Healthier Life: Why not to skip breakfast

  • Published
  • By Kirsten David
  • Health Promotions Flight
We have all heard that breakfast is the most important meal of the day, whether it was ingrained in your head by your parents growing up, or we see it in advertisements on TV and magazines.  But do you know why it’s the most important meal?  Breakfast is the first opportunity we have to give our body energy to perform our daily physical and mental activities.  When we wake up, we are in a fasted state so eating breakfast will bring our body’s energy and blood glucose levels back to normal. 

Since we are in this fasted state in the morning, cortisol (stress hormone) is elevated.  This causes the breakdown of muscle protein and fat to give your body glucose for energy.  For a short period of time this is okay, however the only way to stop the breakdown of muscle in the early morning is to consume a nutrient rich breakfast so your body will use food for fuel rather than muscle.

This makes it especially important to eat breakfast before an early morning workout.  Carbohydrates give our body energy and having low carbohydrate (or glucose) levels before a workout can hinder your performance and make it more likely to fatigue during a training session.  A healthy nutrient packed breakfast can give your body the amount of carbohydrate, protein, and other essential nutrients to get you through your morning workout effectively and efficiently.  

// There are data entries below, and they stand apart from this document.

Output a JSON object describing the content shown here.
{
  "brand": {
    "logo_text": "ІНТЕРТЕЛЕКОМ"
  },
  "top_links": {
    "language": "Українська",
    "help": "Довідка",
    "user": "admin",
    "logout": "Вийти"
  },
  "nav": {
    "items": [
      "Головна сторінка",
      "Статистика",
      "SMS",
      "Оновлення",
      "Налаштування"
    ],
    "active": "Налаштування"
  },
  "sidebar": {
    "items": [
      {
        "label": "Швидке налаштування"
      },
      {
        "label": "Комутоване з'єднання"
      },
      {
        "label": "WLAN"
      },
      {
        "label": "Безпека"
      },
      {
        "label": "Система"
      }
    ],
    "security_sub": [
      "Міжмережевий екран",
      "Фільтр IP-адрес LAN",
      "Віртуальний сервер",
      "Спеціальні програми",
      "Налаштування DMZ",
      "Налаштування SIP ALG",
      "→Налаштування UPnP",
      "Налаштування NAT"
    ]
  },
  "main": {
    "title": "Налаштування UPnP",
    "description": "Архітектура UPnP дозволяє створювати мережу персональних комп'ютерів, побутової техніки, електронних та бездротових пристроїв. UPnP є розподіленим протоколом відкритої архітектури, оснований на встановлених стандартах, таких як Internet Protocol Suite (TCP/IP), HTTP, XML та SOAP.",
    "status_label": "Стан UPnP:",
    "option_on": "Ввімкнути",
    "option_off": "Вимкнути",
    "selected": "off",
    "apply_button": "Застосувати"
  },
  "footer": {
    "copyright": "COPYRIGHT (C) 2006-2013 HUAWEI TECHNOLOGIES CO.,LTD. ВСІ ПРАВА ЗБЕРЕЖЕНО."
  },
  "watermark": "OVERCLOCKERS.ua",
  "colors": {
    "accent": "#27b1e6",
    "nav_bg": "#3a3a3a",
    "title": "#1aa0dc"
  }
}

Research findings suggest that eating breakfast regularly will promote a healthy weight.  As a matter of fact, it has been shown that dieters who eat breakfast lose on average 50% more weight than dieters who skip breakfast!  Additionally, when we eat breakfast, cortisol is restored to normal levels, but if we skip breakfast it remains elevated, which will increase fat storage in the abdominal area due to higher amounts of cortisol receptors in this area.  Skipping breakfast may also cause us to overeat at other meals throughout the day, leading to an excess in overall caloric intake.

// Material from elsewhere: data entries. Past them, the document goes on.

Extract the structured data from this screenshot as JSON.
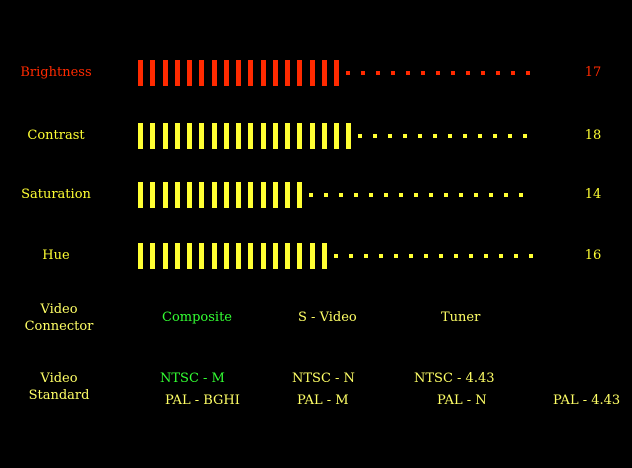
{
  "colors": {
    "background": "#000000",
    "active": "#ff2a00",
    "inactive": "#ffff33",
    "label_text": "#ffff66",
    "selected_option": "#33ff33"
  },
  "sliders": [
    {
      "id": "brightness",
      "label": "Brightness",
      "value": "17",
      "level": 17,
      "max": 32,
      "active": true
    },
    {
      "id": "contrast",
      "label": "Contrast",
      "value": "18",
      "level": 18,
      "max": 32,
      "active": false
    },
    {
      "id": "saturation",
      "label": "Saturation",
      "value": "14",
      "level": 14,
      "max": 32,
      "active": false
    },
    {
      "id": "hue",
      "label": "Hue",
      "value": "16",
      "level": 16,
      "max": 32,
      "active": false
    }
  ],
  "video_connector": {
    "label_line1": "Video",
    "label_line2": "Connector",
    "options": [
      "Composite",
      "S - Video",
      "Tuner"
    ],
    "selected": "Composite"
  },
  "video_standard": {
    "label_line1": "Video",
    "label_line2": "Standard",
    "row1": [
      "NTSC - M",
      "NTSC - N",
      "NTSC - 4.43"
    ],
    "row2": [
      "PAL - BGHI",
      "PAL - M",
      "PAL - N",
      "PAL - 4.43"
    ],
    "selected": "NTSC - M"
  }
}
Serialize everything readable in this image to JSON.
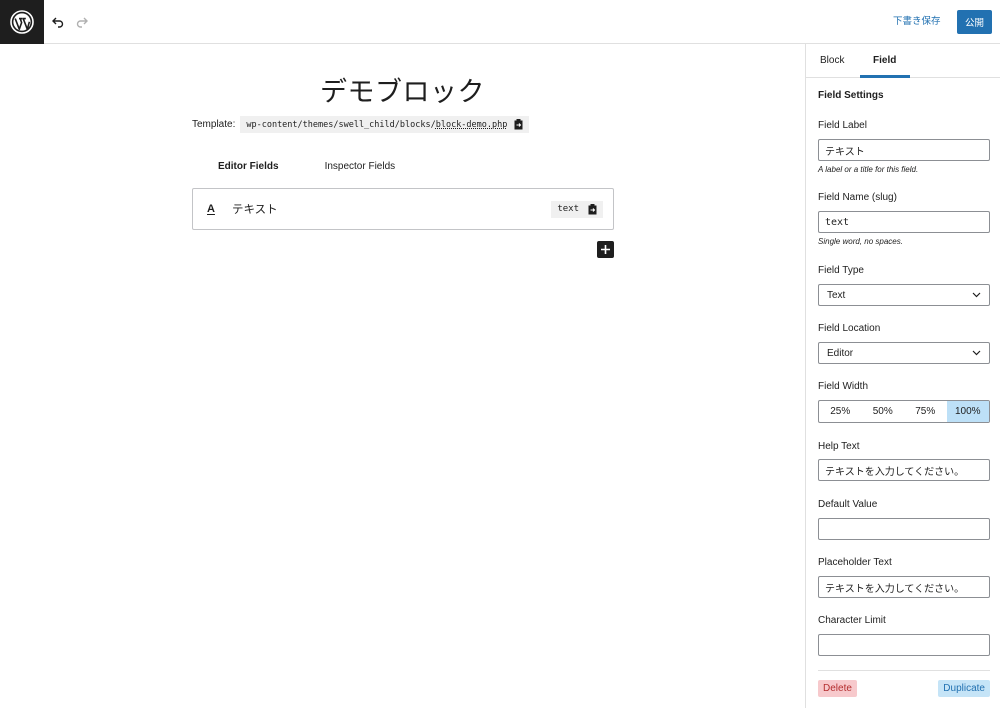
{
  "toolbar": {
    "logo_icon": "wordpress-logo-icon",
    "undo_icon": "undo-icon",
    "redo_icon": "redo-icon",
    "draft_label": "下書き保存",
    "publish_label": "公開",
    "accent_color": "#2271b1"
  },
  "editor": {
    "block_title": "デモブロック",
    "template_label": "Template:",
    "template_dir": "wp-content/themes/swell_child/blocks/",
    "template_file": "block-demo.php",
    "tabs": [
      "Editor Fields",
      "Inspector Fields"
    ],
    "active_tab": "Editor Fields",
    "fields": [
      {
        "type_icon": "A",
        "label": "テキスト",
        "slug": "text"
      }
    ]
  },
  "sidebar": {
    "tabs": [
      "Block",
      "Field"
    ],
    "active_tab": "Field",
    "section_title": "Field Settings",
    "field_label": {
      "label": "Field Label",
      "value": "テキスト",
      "help": "A label or a title for this field."
    },
    "field_name": {
      "label": "Field Name (slug)",
      "value": "text",
      "help": "Single word, no spaces."
    },
    "field_type": {
      "label": "Field Type",
      "value": "Text"
    },
    "field_location": {
      "label": "Field Location",
      "value": "Editor"
    },
    "field_width": {
      "label": "Field Width",
      "options": [
        "25%",
        "50%",
        "75%",
        "100%"
      ],
      "selected": "100%"
    },
    "help_text": {
      "label": "Help Text",
      "value": "テキストを入力してください。"
    },
    "default_value": {
      "label": "Default Value",
      "value": ""
    },
    "placeholder_text": {
      "label": "Placeholder Text",
      "value": "テキストを入力してください。"
    },
    "character_limit": {
      "label": "Character Limit",
      "value": ""
    },
    "delete_label": "Delete",
    "duplicate_label": "Duplicate"
  }
}
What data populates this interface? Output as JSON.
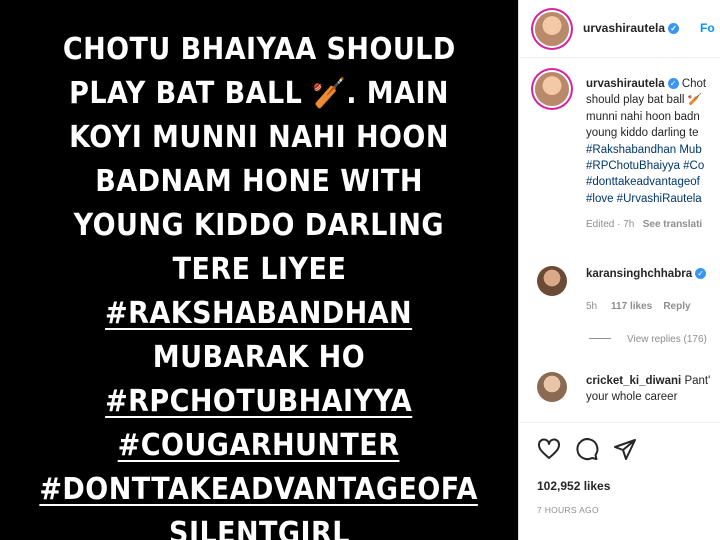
{
  "post": {
    "story_lines": [
      "CHOTU BHAIYAA SHOULD",
      "PLAY BAT BALL 🏏. MAIN",
      "KOYI MUNNI NAHI HOON",
      "BADNAM HONE WITH",
      "YOUNG KIDDO DARLING",
      "TERE LIYEE"
    ],
    "tags": [
      "#RAKSHABANDHAN",
      "#RPCHOTUBHAIYYA",
      "#COUGARHUNTER",
      "#DONTTAKEADVANTAGEOFA"
    ],
    "mid_line": "MUBARAK HO",
    "cut_line": "SILENTGIRL"
  },
  "header": {
    "username": "urvashirautela",
    "follow_label": "Fo"
  },
  "caption": {
    "username": "urvashirautela",
    "first_text": "Chot",
    "lines": [
      "should play bat ball 🏏",
      "munni nahi hoon badn",
      "young kiddo darling te"
    ],
    "tag_lines": [
      "#Rakshabandhan Mub",
      "#RPChotuBhaiyya #Co",
      "#donttakeadvantageof",
      "#love #UrvashiRautela"
    ],
    "edited": "Edited · 7h",
    "see_translation": "See translati"
  },
  "comments": [
    {
      "username": "karansinghchhabra",
      "time": "5h",
      "likes": "117 likes",
      "reply": "Reply"
    },
    {
      "username": "cricket_ki_diwani",
      "text": "Pant'",
      "line2": "your whole career"
    }
  ],
  "view_replies": "View replies (176)",
  "footer": {
    "likes": "102,952 likes",
    "time": "7 HOURS AGO"
  }
}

So make sure to consume a good quality breakfast each day that will provide your body with a steady long lasting source for energy.  A Frappuccino and chocolate chip muffin might sound like a delicious breakfast but it is mostly sugar and will cause blood glucose to spike, promote fat storage and cause an energy crash soon after consumption.   Instead, you want your breakfasts to include high quality fiber and protein foods.  Some examples are:  

High fiber cereal or oatmeal with fresh fruit and nuts

Medium whole wheat bagel with natural peanut butter/almond butter or avocado spread

2 egg vegetable omelet with low fat cheese and 1 piece of whole wheat toast

Plain Greek yogurt with berries and low sugar granola

Smoothie with 1 scoop of protein powder and ½ cup of fruit blended with almond/coconut milk

When reading labels always check sugar and fiber contents.  Sugar should be low, around 5 grams or less is a good rule of thumb.  Fiber should be about 1 gram of fiber for every 10 carbohydrates listed.  So for example, a piece of whole wheat bread with 20 grams of carbohydrate should have at least 2 grams of dietary fiber listed.  

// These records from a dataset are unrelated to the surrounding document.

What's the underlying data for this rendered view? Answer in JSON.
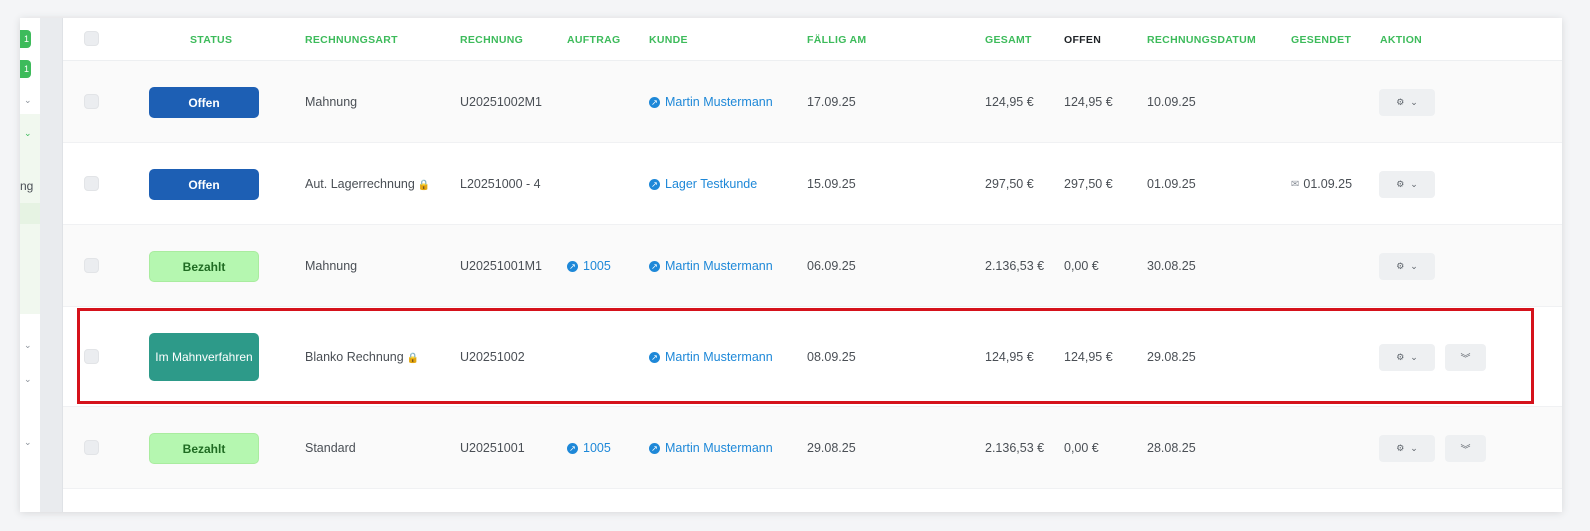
{
  "sidebar": {
    "badges": [
      "1",
      "1"
    ],
    "partial_text": "ng"
  },
  "table": {
    "headers": {
      "status": "STATUS",
      "rechnungsart": "RECHNUNGSART",
      "rechnung": "RECHNUNG",
      "auftrag": "AUFTRAG",
      "kunde": "KUNDE",
      "faellig": "FÄLLIG AM",
      "gesamt": "GESAMT",
      "offen": "OFFEN",
      "rechnungsdatum": "RECHNUNGSDATUM",
      "gesendet": "GESENDET",
      "aktion": "AKTION"
    },
    "rows": [
      {
        "status": "Offen",
        "status_type": "open",
        "art": "Mahnung",
        "locked": false,
        "rechnung": "U20251002M1",
        "auftrag": "",
        "kunde": "Martin Mustermann",
        "faellig": "17.09.25",
        "gesamt": "124,95 €",
        "offen": "124,95 €",
        "datum": "10.09.25",
        "gesendet": ""
      },
      {
        "status": "Offen",
        "status_type": "open",
        "art": "Aut. Lagerrechnung",
        "locked": true,
        "rechnung": "L20251000 - 4",
        "auftrag": "",
        "kunde": "Lager Testkunde",
        "faellig": "15.09.25",
        "gesamt": "297,50 €",
        "offen": "297,50 €",
        "datum": "01.09.25",
        "gesendet": "01.09.25"
      },
      {
        "status": "Bezahlt",
        "status_type": "paid",
        "art": "Mahnung",
        "locked": false,
        "rechnung": "U20251001M1",
        "auftrag": "1005",
        "kunde": "Martin Mustermann",
        "faellig": "06.09.25",
        "gesamt": "2.136,53 €",
        "offen": "0,00 €",
        "datum": "30.08.25",
        "gesendet": ""
      },
      {
        "status": "Im Mahnverfahren",
        "status_type": "dun",
        "art": "Blanko Rechnung",
        "locked": true,
        "rechnung": "U20251002",
        "auftrag": "",
        "kunde": "Martin Mustermann",
        "faellig": "08.09.25",
        "gesamt": "124,95 €",
        "offen": "124,95 €",
        "datum": "29.08.25",
        "gesendet": ""
      },
      {
        "status": "Bezahlt",
        "status_type": "paid",
        "art": "Standard",
        "locked": false,
        "rechnung": "U20251001",
        "auftrag": "1005",
        "kunde": "Martin Mustermann",
        "faellig": "29.08.25",
        "gesamt": "2.136,53 €",
        "offen": "0,00 €",
        "datum": "28.08.25",
        "gesendet": ""
      }
    ]
  },
  "icons": {
    "lock": "lock-icon",
    "link": "external-link-icon",
    "gear": "gear-icon",
    "chevron": "chevron-down-icon",
    "expand": "double-chevron-down-icon",
    "mail": "mail-sent-icon"
  },
  "colors": {
    "header_accent": "#3dbb5b",
    "status_open": "#1d5fb4",
    "status_paid": "#b5f7b0",
    "status_dunning": "#2d9a89",
    "link": "#1e88d8",
    "highlight": "#d5121b"
  }
}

You can make room for breakfast in the morning!  Plan ahead of time if your mornings are busy.  Make your breakfast the night before or prepare a whole weeks’ worth of grab and go breakfasts, like baked oatmeal muffins. If you aren’t used to eating in the early morning, start with a smaller meal and build your way up.  By eating breakfast you will have more energy, improved concentration of the mind, better mental and physical performance, and feel your best throughout the day.